“…a hauntingly beautiful and evocative setting of Lala Fisher’s poem…”
Spirited quartet triumphs
By CAROLYN PHILPOTT.
Mercury Newspaper. May 16, 2011
22SQ Saxophone Quartet
Michael Lampard, Baritone
Baha’i Centre of Learning, Hobart
THE architecturally stunning, dome-shaped auditorium at the Baha’i Centre of Learning was the ideal setting for this concert by dynamic saxophone quartet 22SQ, comprising young local musicians Benjamin Price (soprano saxophone), Georgina Smith (alto saxophone), Mitchell Ellis (tenor saxophone) and Nicholas Nugent (baritone saxophone).
The program incorporated a variety of old and new works, some written specifically for saxophone quartet, others adapted from works initially composed for different combinations of instruments. Works by Dutch composers featured prominently and were given fine treatment by the ensemble, especially the challenging contrapuntal piece Mein Junges Leben, hat ein End (My Young Life has an End) by the early Baroque composer Jan Pieterszoon-Sweelinck and the more recently-composed Punctus Einz of Ruud van Eeten, a highly energetic reinterpretation of J.S. Bach’s Die Kunst der Fuge (The Art of Fugue).
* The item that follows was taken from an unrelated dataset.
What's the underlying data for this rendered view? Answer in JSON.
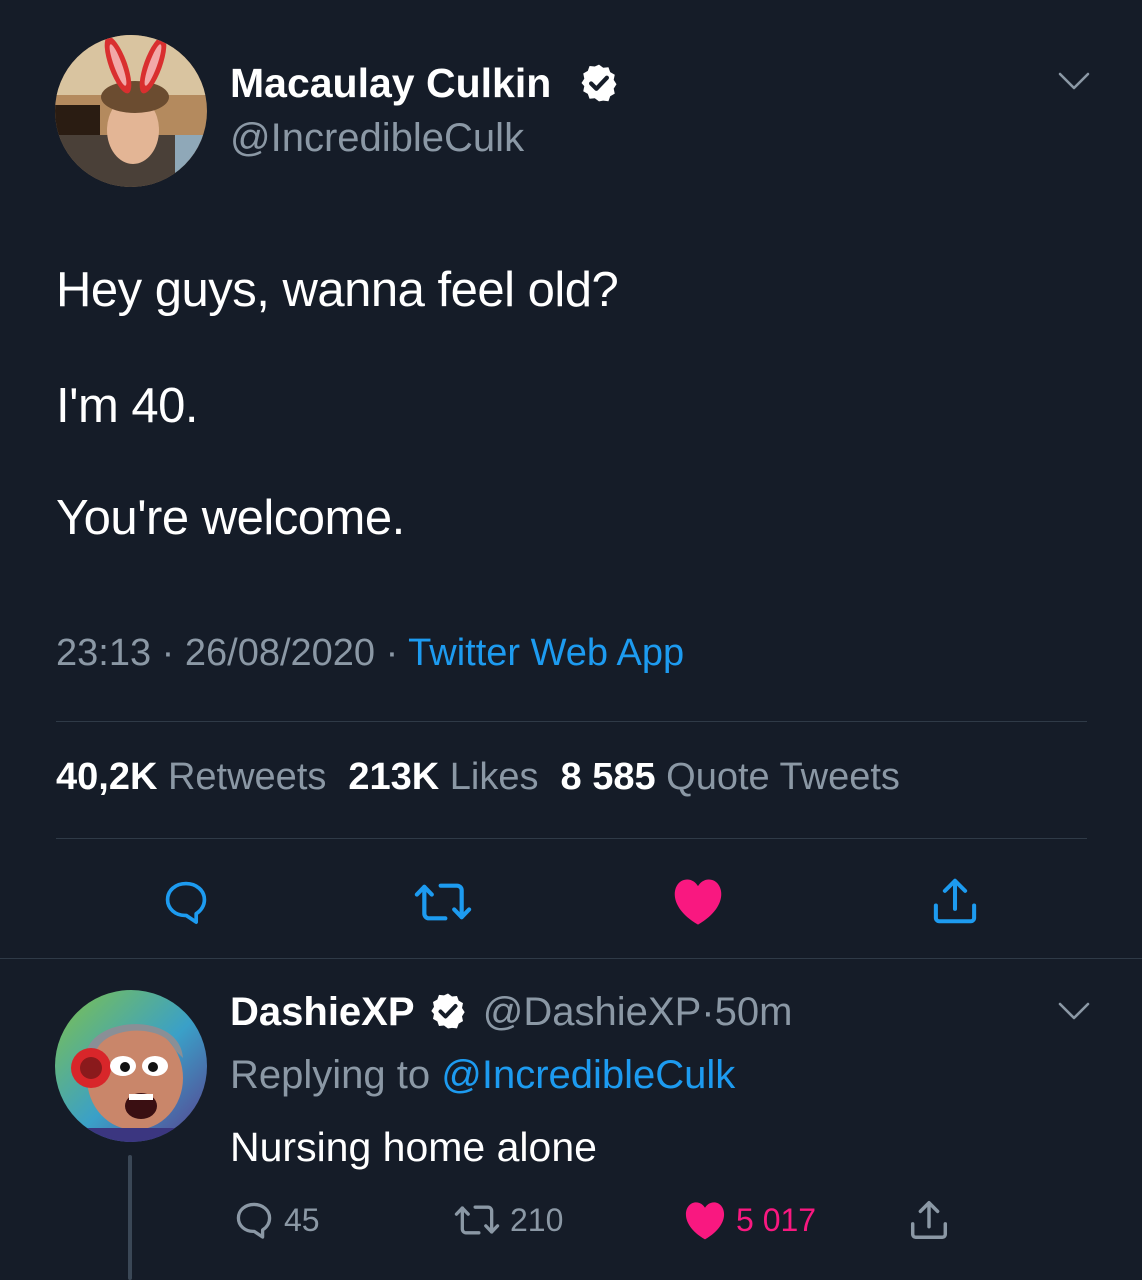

Two works in particular stood out as the focal points of the concert: the version of Philip Glass’s Concerto for Saxophone Quartet and Orchestra for quartet alone, and Matthew Dewey’s The Moon Flower for baritone and saxophone quartet, given its world premiere at this concert.
The ensemble performed the Glass concerto with great precision and unity and the driving rhythms of the second and fourth movements came across very effectively. Baritone Michael Lampard gave a strong and well-articulated performance in The Moon Flower, a hauntingly beautiful and evocative setting of Lala Fisher’s poem of the same name.